I knew exactly what he was thinking.
Flashback one: (My earliest memory) I’m in my backyard, believing wholeheartedly that if I could just get over the fence, I would be in Fantasyland - a small, 80s amusement park. I’ve seen pictures, so I must have been there at some point.
Flashback Two: I’m 8? I attempt to roller skate to a friend’s house only to realize I’m going to die going down the hill from our house and then die climbing back up.
(It must be utopia to grow up somewhere exotic and flat like Indiana.)
It HURT being proven wrong. Worse, it was embarrassing. My heart breaks for this boy who thinks he’s almost ready to do anything. At this age or that, you want to go in directions your brain doesn’t really even understand. Down the street, yes, but around the corners too.

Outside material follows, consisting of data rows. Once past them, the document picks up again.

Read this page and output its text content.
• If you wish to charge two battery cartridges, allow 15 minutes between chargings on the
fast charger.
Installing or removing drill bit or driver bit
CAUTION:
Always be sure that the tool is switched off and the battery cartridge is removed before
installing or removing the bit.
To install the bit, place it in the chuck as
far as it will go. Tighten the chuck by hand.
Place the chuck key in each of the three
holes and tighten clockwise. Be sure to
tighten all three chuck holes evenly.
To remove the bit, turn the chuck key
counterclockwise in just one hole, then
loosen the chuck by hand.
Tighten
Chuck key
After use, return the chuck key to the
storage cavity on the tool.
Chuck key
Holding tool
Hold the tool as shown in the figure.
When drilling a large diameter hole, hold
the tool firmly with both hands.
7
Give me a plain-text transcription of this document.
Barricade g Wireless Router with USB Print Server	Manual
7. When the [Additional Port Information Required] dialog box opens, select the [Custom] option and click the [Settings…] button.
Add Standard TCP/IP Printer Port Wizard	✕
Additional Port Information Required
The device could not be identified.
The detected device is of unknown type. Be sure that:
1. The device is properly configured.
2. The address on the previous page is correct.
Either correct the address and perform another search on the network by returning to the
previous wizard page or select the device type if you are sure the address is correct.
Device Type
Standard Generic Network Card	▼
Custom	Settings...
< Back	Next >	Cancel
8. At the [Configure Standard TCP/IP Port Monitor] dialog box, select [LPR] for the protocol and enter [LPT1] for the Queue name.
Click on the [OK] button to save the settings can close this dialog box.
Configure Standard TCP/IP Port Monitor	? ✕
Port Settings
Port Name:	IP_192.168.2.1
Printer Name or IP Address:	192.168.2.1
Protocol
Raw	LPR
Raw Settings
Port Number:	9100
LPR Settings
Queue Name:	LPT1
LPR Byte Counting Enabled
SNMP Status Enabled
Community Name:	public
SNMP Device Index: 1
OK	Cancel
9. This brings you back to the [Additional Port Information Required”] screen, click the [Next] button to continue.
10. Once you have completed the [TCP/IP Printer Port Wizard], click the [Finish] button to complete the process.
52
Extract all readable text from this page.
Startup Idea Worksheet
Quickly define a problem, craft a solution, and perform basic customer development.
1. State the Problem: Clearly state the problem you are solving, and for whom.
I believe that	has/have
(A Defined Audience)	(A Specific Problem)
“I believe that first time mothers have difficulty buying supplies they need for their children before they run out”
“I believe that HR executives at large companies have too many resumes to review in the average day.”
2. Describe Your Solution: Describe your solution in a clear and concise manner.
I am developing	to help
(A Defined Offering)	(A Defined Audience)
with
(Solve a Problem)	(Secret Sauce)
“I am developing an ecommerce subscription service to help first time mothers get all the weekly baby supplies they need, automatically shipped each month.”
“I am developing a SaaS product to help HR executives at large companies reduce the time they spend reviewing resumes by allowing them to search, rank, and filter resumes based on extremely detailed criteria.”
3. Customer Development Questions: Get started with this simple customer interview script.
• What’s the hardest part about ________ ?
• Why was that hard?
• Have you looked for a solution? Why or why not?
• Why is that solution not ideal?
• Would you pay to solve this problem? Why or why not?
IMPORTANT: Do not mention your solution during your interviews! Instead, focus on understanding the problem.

And then there’s my 16 year old who is learning to drive and for whom the moment will soon come when she can take a car and go in any direction she chooses. She’ll have to go right or left, or slower or faster. I told her recently, in a high pitch, while I clutched the door, “you just have to pick a lane!”
Making the confident choice, might be the real lesson.
“Go confidently in the direction of your dreams! Live the life you've imagined. As you simplify your life, the laws of the universe will be simpler.” - Henry David Thoreau
I was listening to a podcast the other day about a woman whose mother was always RIGHT, and who never waivered in her self-confident choices. What the daughter realized was that her mother was making decisions FIRST and THEN deciding, after the fact, that they were the best things.
We could all use a little of that attitude - some forgiveness of ourselves for choices made. We can’t know what we’ll come to value later in life. Like the Philosopher said, “What you value will change and it will change depending, in part, on what you choose to do.”
It’s like no matter what, you’ll find yourself singing “Memories, like the CORNERS, of my mind.”
Well, if they must be misty and water-colored, may it at least be the laughter you remember, whenever you remember…
Until next time…
Click on the photo of Gladys Knight and the Pips for their version of The Way We Were/Try to Remember.
I appreciate very much how you tackle profound things with simple but beautiful language.
Wow! Now I can't stop thinking! But, admittedly, my mind does work in a similar fashion! How boring if it wouldn't!